The proto-rock ‘n’ roll shout. The pure chunk of three-chord adolescent nonsense. The primevalest of the primeval garage rock riffs. The teenage attempt at grunting and singing what can’t be said (and, judging from this song, can’t really be sung, either). Pinsky takes his title from the Kingsmen’s two minutes of supposed obscenity, two minutes onto which you can project whatever lyrics, whatever interpretation, whatever meaning you want.
Listening to the song becomes a sort of act of willful fantasy: I declare that he’s saying these lines, these lines and no others. What I hear is the reality of what he sings. What I want to hear is the reality of what he sings.
And, in the same way, I think the poem is a fantasy. A fantasy of a different world, a world that you get to create. A fantasy of ignorance, an impossible ignorance in which you can never have heard of Buck Rogers or Will Rogers. A fantasy of a world in which you were never forced to know, to hear of, Pearl Buck. An impossible world in which an individual can manage to never hear of George W. Bush, which can only mean that he never became noteworthy, that he – in this world – never became President, never became anything more than another failed businessman with a lot of family money keeping him safe.

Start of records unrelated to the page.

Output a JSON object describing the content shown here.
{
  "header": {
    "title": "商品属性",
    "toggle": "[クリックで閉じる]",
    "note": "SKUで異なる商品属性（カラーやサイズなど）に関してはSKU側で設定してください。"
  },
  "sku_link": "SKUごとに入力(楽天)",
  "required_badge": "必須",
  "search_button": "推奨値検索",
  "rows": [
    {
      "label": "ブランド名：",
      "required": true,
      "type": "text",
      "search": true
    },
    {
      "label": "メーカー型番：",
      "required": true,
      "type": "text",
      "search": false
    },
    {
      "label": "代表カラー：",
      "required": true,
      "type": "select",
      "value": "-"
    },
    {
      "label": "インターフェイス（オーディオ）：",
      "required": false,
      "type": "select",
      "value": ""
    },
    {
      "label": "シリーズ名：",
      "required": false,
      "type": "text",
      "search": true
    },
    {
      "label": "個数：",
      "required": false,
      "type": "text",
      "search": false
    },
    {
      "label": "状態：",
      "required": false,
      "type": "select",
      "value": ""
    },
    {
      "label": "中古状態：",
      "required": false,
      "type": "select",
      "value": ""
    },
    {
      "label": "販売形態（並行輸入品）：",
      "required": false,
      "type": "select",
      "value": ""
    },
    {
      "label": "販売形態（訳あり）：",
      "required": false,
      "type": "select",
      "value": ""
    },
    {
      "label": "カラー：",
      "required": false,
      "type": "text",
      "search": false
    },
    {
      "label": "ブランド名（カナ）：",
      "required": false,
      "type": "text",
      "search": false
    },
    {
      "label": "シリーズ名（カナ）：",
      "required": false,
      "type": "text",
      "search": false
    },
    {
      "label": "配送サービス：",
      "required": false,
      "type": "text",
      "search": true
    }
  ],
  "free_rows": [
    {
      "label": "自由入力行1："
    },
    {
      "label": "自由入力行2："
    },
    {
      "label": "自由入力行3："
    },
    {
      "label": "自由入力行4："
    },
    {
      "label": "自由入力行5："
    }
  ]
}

But, as read it again, I’m not so sure. On a sixth, or seventh, or seventeenth reading, other aspects of it start to stand out, making me question that reading. In the end, while it makes sense that the speaker (of a poem) would have heard of “I Hear America Singing,” why can he not fully remember? If this is fantasy, why not know Whitman better than that? Why erase Whitman along with someone like Bush? Why put Whitman in terms of a book read sometime in high school – or a book simply possessed, simply “had in high school”?

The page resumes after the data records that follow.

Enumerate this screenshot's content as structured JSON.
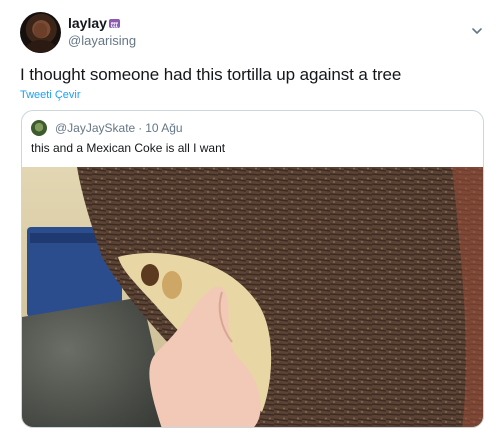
{
  "tweet": {
    "author": {
      "display_name": "laylay",
      "badge": "෭෭෭",
      "handle": "@layarising"
    },
    "text": "I thought someone had this tortilla up against a tree",
    "translate_label": "Tweeti Çevir",
    "menu_icon": "chevron-down-icon"
  },
  "quote": {
    "handle": "@JayJaySkate",
    "separator": "·",
    "date": "10 Ağu",
    "text": "this and a Mexican Coke is all I want"
  },
  "colors": {
    "link": "#1da1f2",
    "secondary_text": "#657786",
    "border": "#ccd6dd"
  }
}
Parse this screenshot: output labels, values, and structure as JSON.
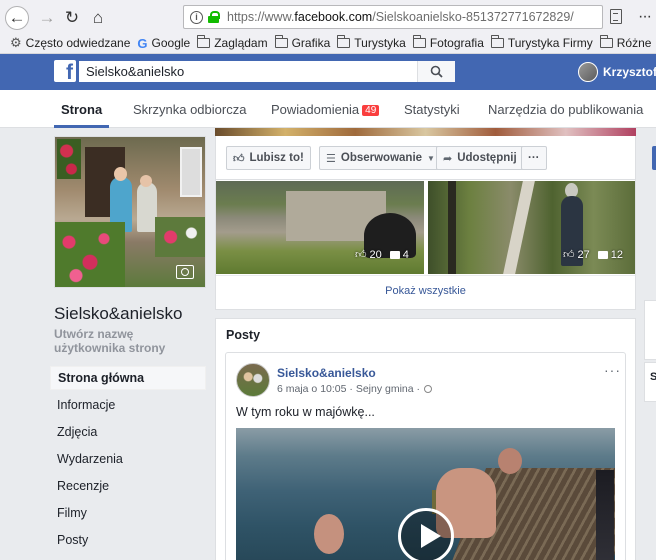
{
  "browser": {
    "url_prefix": "https://www.",
    "url_host": "facebook.com",
    "url_path": "/Sielskoanielsko-851372771672829/",
    "bookmarks": [
      "Często odwiedzane",
      "Google",
      "Zaglądam",
      "Grafika",
      "Turystyka",
      "Fotografia",
      "Turystyka Firmy",
      "Różne"
    ]
  },
  "fb": {
    "logo": "f",
    "search_value": "Sielsko&anielsko",
    "user_name": "Krzysztof"
  },
  "tabs": {
    "items": [
      "Strona",
      "Skrzynka odbiorcza",
      "Powiadomienia",
      "Statystyki",
      "Narzędzia do publikowania"
    ],
    "notifications_badge": "49"
  },
  "left": {
    "page_name": "Sielsko&anielsko",
    "username_prompt": "Utwórz nazwę użytkownika strony",
    "nav": [
      "Strona główna",
      "Informacje",
      "Zdjęcia",
      "Wydarzenia",
      "Recenzje",
      "Filmy",
      "Posty"
    ]
  },
  "actions": {
    "like": "Lubisz to!",
    "follow": "Obserwowanie",
    "share": "Udostępnij",
    "more": "···"
  },
  "photos": {
    "p1_likes": "20",
    "p1_comments": "4",
    "p2_likes": "27",
    "p2_comments": "12",
    "show_all": "Pokaż wszystkie"
  },
  "posts": {
    "title": "Posty",
    "author": "Sielsko&anielsko",
    "date": "6 maja o 10:05",
    "location": "Sejny gmina",
    "text": "W tym roku w majówkę...",
    "right_card_letter": "S"
  },
  "colors": {
    "fb_blue": "#4267b2",
    "link": "#385898",
    "badge": "#fa3e3e"
  }
}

For that matter, I assume that he’s being critical of Pearl Buck, lumping her in the “never heard of” category with the Beastie Boys and Bush, but that assumption, I’ll admit, may be based more in my unpleasant high school memories of The Good Earth than in the text of the poem itself.

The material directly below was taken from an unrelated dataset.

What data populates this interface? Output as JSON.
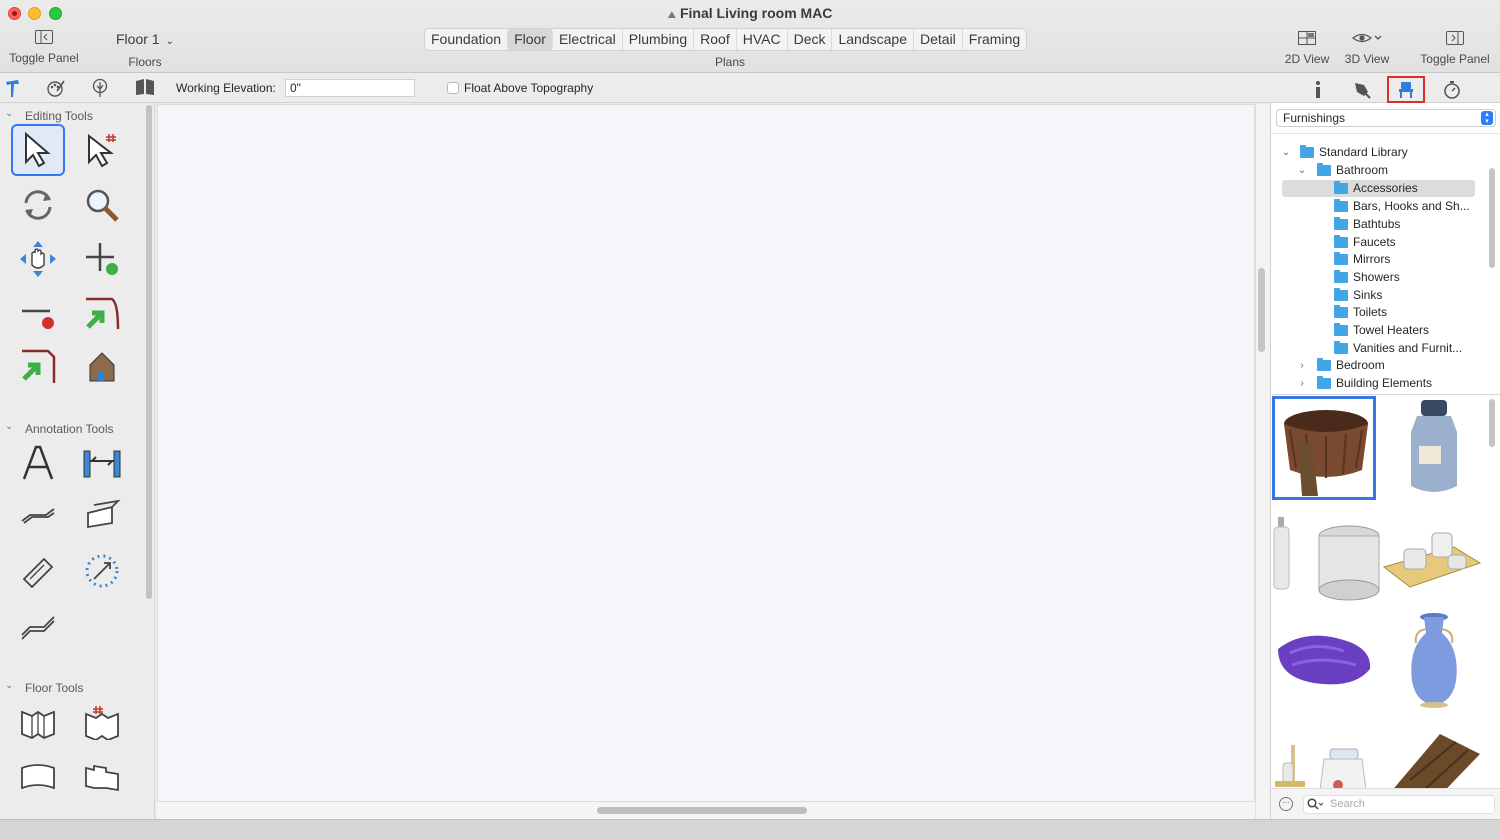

Maybe anytime we start to substitute an imagined reality, an illusion, for the world itself, we risk that same tension, that same pulling apart that’s rooted in to being able to have truth cut two ways. That friction, that rubbing where the illusion joins the reality, will wear and wear, erode and flake, while we keep covering it over with temporary patches and band-aids, unwilling to look too closely at the fracture that’s truly there.